Office Market/Economic Conditions
According to Camp, current economic conditions are pushing more investors into the healthcare market as it seems to be the best performing sector right now. Foulger noted that as institutional stakeholders enter the market, they gravitate first toward class A MOB’s, then on-campus healthcare buildings, then to credit rated assets. After that they consider moving to outpatient clinics and physician groups. Holderman mentioned that medical space is still being lumped into the office asset class, which is creating issues. The audience asked if there will be a window for lenders to lend before office sector issues come to a head. Camp feels that lenders / banks have already baked that into allocation, so it shouldn’t be a problem.
Debt Markets
The current scenario presents a unique economic landscape with the Federal Funds Rate reaching its highest in 22 years at 5.25%. Inflation is hovering in the mid 3%, and the stock market is anticipating six cuts while the Federal Reserve suggests a more conservative estimate of three.

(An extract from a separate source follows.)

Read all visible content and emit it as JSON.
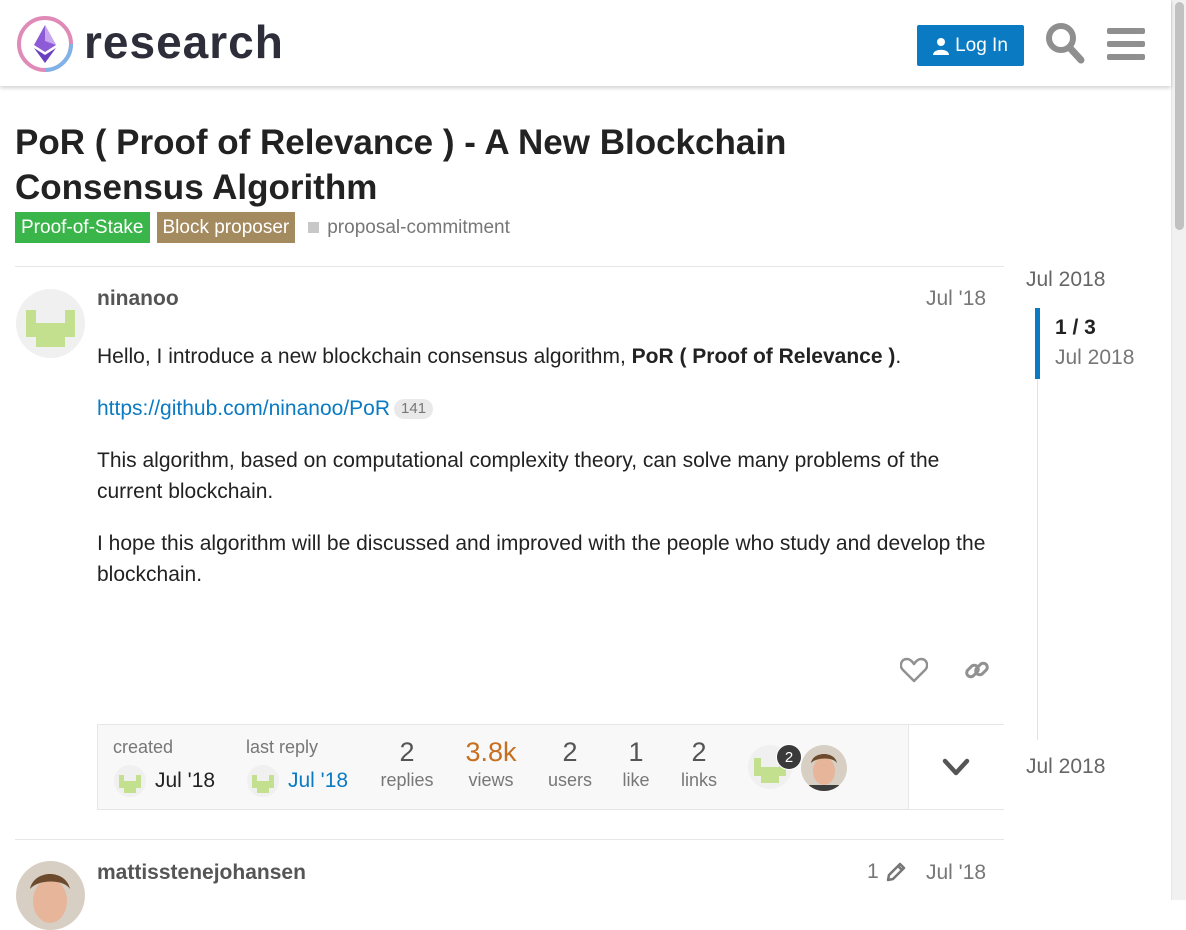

Given the election year, pressure to reduce rates is anticipated; however, the likelihood of a Fed interest rate cut in March seems low, potentially deferred to mid-year. There is a renewed focus on Debt Service Coverage Ratio (DSCR), overlooked in the past five years, calling for renewed allocations. In this volatile environment, preferred equity could serve as a bridge, and structured financing might be employed to raise capital.
Leasing Market
National occupancy is sitting above 90% and includes a 4% average rent growth. 3% seems to be the norm for new deals, and renewals are often being marked to market at much greater increases. This indicates a very healthy market and lots of renewals and new deals happening. Higher than usual construction costs continue to be an impediment to doing more deals on tenant improvements and new construction. Many are offering large improvement allowances and amortization to tenants. Finding financing solutions for tenant improvements will be crucial moving forward.
There is so much to consider as healthcare real estate braces for another unpredictable year and we’re all hopeful it will be more prosperous and stable than it was in 2023. Meridian looks forward to continuing our mission to provide greater access to care at more affordable cost in our communities as we dive into 2024.